Having worked in economic development for a decade before serving in Congress, I’m accustomed to visiting with employers in my neck of the woods. I’ve always found value in thanking them for doing business in our region, asking them how business is going, and trying to get a sense of the issues keeping them up at night. But every now and then, one of those visits surprises me.
A couple of years ago, I visited with an employer on the Olympic Peninsula and asked them what was causing them heartburn. They explained that their growth was hindered by the inability to fill positions. They told me that they would literally hire dozens of people that day if they could simply find folks that could dependably show up and do the job. They made clear that, despite the high rate of unemployment in their community, they had a lot of jobs that needed people.
Later that same day, I visited the public health department in that same county and asked them about the challenges they saw for their community. They explained that there were hundreds — if not thousands — of people who needed jobs. Many of them, they explained, had experienced long-term unemployment, and were struggling to get back into the job market because they faced barriers — like finding child care for their kids, reliable transportation to get to and from work, and the challenge of learning new skills.
It’s important to recognize that this was before the pandemic.
And the numbers suggest the challenge is getting worse. According to the U.S. Bureau of Labor Statistics, in March 4.2 million Americans were long-term unemployed (jobless for 27 weeks or more), which is up by 3.1 million since February 2020. In March, these long-term unemployed accounted for 43.4% of the total number of Americans unemployed.
Unfortunately, we know that the effects of long-term unemployment can be devastating to families, to potential workers, and to our communities. Prolonged joblessness can lock workers out of the labor market, with research showing that employers are less likely to hire applicants with long gaps in their work history. Those who are unemployed long-term are more likely to drop out of the labor market altogether. And when workers do get hired, the long-term unemployment they’ve endured is linked to lower wages — which reduces the economic potential of the entire economy.
Some of my Republican colleagues have misguidedly criticized folks experiencing long-term unemployment as being lazy. Many have consistently opposed extending unemployment benefits during this crisis.
Sadly, this approach fails to acknowledge that the problem of long-term unemployment existed for too many before this pandemic — and has only been exacerbated by it. It fails to acknowledge the significant barriers that many folks face — from child care to transportation — as they scrap and claw to get back into the workplace.
If we are strategic, we can solve problems for employers that are desperate to create jobs and grow their businesses and we can help people who are struggling to get into the workforce.
That’s why I recently introduced the Long-Term Unemployment Elimination Act with Sen. Chris Van Hollen, D-Md., and Rep. Andy Levin, D-Mich.
This legislation would provide targeted funding to local communities to help generate work opportunities and get these unemployed Americans back into the workforce. It does this by, among other things, providing support to help people overcome the barriers keeping them out of the workforce in the first place — such as transportation, child care, job readiness training, substance-abuse treatment or assistance finding a permanent job — and training programs that build skills to sustain permanent employment.
In addition, the bill also provides competitive grants to communities to support innovation and investment in areas hit hardest by high poverty and chronic joblessness.
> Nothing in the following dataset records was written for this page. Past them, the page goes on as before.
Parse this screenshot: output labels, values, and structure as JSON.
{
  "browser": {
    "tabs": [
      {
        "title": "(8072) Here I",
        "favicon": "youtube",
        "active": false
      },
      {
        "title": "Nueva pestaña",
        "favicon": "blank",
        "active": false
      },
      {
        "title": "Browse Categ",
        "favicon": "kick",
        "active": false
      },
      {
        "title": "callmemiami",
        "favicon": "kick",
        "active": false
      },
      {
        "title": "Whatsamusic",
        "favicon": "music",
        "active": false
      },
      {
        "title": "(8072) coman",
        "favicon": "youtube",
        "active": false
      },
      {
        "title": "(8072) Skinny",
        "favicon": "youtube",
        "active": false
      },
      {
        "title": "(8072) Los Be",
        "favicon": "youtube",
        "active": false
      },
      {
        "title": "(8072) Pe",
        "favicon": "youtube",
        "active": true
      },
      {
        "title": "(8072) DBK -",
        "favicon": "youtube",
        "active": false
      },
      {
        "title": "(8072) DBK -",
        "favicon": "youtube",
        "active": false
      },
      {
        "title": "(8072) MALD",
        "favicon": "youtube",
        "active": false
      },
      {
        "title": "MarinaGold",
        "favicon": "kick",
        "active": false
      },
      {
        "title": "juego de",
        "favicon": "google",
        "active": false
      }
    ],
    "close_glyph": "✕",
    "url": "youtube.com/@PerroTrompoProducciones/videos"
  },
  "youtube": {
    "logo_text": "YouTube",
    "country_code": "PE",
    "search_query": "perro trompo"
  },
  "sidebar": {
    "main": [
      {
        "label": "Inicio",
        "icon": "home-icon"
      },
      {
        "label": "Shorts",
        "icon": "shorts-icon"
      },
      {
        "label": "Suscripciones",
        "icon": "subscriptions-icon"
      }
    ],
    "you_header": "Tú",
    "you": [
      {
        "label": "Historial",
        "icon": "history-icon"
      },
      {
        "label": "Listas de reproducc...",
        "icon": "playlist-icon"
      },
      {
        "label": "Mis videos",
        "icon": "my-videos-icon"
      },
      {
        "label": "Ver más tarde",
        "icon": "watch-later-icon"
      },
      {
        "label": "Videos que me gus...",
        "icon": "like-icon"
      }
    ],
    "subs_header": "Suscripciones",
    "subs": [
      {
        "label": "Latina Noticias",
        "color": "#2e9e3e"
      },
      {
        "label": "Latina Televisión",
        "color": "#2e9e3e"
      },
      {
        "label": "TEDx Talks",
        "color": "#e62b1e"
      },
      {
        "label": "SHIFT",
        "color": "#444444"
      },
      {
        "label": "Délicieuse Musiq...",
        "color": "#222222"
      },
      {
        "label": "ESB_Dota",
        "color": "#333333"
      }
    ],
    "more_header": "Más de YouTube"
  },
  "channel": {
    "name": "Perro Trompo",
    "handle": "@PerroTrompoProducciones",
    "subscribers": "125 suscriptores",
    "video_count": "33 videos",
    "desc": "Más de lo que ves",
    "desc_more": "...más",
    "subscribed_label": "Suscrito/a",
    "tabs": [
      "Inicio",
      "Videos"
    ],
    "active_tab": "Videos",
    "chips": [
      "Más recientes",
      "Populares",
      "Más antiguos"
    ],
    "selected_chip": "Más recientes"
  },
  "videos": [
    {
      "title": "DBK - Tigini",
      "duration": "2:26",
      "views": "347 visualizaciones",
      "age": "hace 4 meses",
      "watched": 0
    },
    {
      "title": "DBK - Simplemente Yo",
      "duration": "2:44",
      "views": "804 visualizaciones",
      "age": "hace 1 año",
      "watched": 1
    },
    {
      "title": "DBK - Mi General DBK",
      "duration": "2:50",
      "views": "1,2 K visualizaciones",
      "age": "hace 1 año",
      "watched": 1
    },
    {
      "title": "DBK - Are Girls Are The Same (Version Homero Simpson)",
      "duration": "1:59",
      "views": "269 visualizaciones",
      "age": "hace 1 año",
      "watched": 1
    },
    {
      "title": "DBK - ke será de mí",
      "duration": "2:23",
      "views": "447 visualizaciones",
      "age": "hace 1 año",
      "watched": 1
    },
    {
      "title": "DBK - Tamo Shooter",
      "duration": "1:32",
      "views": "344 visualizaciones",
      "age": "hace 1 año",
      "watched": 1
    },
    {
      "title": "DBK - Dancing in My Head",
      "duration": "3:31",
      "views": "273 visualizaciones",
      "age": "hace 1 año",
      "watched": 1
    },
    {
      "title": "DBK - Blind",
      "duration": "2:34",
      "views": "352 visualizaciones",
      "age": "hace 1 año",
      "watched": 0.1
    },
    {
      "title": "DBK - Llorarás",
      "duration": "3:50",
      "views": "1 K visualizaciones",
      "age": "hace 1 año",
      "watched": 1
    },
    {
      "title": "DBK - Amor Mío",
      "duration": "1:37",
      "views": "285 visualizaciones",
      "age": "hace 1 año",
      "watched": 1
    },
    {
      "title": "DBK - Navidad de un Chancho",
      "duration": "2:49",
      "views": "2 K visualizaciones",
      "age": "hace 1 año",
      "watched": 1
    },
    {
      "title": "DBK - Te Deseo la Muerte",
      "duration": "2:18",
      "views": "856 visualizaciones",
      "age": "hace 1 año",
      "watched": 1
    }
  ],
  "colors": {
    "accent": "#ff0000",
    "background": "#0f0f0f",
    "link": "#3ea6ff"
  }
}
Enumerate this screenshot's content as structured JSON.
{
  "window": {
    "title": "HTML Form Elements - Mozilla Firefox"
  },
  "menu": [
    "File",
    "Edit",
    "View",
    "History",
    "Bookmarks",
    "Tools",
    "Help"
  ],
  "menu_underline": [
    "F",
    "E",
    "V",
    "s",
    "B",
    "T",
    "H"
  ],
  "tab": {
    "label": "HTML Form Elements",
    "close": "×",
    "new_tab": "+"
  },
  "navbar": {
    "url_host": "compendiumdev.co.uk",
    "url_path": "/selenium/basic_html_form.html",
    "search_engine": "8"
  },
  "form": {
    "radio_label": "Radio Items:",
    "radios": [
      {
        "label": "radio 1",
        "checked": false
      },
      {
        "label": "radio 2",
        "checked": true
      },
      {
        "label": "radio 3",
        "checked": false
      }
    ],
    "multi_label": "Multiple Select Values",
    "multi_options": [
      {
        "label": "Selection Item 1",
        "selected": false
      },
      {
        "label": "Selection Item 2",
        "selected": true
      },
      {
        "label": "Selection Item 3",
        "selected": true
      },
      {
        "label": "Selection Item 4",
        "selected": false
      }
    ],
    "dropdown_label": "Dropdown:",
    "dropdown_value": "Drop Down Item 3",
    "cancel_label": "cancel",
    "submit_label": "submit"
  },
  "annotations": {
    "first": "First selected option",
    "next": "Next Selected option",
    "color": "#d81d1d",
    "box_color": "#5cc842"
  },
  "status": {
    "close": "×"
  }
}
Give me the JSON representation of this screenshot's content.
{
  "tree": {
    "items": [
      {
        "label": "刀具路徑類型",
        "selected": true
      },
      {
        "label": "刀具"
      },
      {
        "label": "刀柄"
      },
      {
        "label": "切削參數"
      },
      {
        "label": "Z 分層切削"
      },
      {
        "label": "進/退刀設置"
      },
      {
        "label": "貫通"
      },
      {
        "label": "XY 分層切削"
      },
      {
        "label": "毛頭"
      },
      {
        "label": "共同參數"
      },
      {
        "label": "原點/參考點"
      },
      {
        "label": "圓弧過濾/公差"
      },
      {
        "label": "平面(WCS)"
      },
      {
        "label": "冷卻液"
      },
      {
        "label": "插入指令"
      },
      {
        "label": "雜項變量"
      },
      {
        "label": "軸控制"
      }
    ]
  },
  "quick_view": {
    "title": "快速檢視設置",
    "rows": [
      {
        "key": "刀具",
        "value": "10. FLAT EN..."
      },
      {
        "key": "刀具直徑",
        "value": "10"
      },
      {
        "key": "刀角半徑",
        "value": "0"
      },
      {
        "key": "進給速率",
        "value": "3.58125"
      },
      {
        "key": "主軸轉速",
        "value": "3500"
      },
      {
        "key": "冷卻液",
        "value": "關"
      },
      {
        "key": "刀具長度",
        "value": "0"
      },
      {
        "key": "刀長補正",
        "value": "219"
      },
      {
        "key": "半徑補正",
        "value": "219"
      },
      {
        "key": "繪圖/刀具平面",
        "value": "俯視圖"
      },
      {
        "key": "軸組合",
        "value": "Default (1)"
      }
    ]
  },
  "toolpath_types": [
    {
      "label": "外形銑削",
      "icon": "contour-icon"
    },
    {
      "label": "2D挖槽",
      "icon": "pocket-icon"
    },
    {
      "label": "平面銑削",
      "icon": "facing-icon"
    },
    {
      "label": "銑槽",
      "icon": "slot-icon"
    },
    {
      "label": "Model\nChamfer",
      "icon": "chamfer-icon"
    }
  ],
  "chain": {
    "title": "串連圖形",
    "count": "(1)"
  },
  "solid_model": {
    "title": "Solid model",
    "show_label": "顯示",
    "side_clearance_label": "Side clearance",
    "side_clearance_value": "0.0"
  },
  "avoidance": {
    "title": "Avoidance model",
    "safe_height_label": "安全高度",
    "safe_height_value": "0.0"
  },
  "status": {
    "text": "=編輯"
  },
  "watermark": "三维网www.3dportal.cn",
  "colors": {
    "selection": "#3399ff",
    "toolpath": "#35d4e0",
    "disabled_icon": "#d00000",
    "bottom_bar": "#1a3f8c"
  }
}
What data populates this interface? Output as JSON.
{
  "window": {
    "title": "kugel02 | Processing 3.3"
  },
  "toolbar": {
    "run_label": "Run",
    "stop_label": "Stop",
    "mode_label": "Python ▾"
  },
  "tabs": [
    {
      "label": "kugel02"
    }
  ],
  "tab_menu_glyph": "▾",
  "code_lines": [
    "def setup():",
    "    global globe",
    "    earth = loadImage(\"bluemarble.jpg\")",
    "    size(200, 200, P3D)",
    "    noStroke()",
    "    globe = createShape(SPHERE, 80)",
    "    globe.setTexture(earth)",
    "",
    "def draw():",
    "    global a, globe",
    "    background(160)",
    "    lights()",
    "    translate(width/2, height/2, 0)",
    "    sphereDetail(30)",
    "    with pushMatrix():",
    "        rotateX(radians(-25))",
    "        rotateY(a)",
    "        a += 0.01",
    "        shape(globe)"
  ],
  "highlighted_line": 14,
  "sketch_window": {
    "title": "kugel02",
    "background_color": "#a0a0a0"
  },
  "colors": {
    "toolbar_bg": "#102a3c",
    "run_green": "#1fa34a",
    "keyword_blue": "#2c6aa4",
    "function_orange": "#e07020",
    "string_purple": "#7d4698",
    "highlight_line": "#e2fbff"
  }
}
These grants would support worker-owned enterprises, economic development strategies, and even temporarily subsidized jobs — as endorsed by President Biden’s American Jobs Plan — to create opportunities so people can earn an income, pay their bills and get back into the workforce. At a time when employers are clamoring for more workers and when Democrats and Republicans are concerned about the ability of Americans to be able to live with dignity, this is an idea that should garner bipartisan support.
Experts on workforce development and on addressing poverty have praised this approach as a proven way to combat the jobs crisis and create economic opportunity — which is why the bill is backed by the Service Employees International Union, the National Urban League, the United States Workforce Association, the National Skills Coalition and a host of others. That includes Indivar Dutta-Gupta of the Georgetown Center on Poverty and Inequality, who said the proposal would “expand economic activity and help ensure that working people facing lengthy unemployment spells simply have a chance to engage in meaningful paid work.”
Ultimately, the Long-Term Unemployment Elimination Act is about creating jobs and opportunity for people at a time when that’s needed more than ever.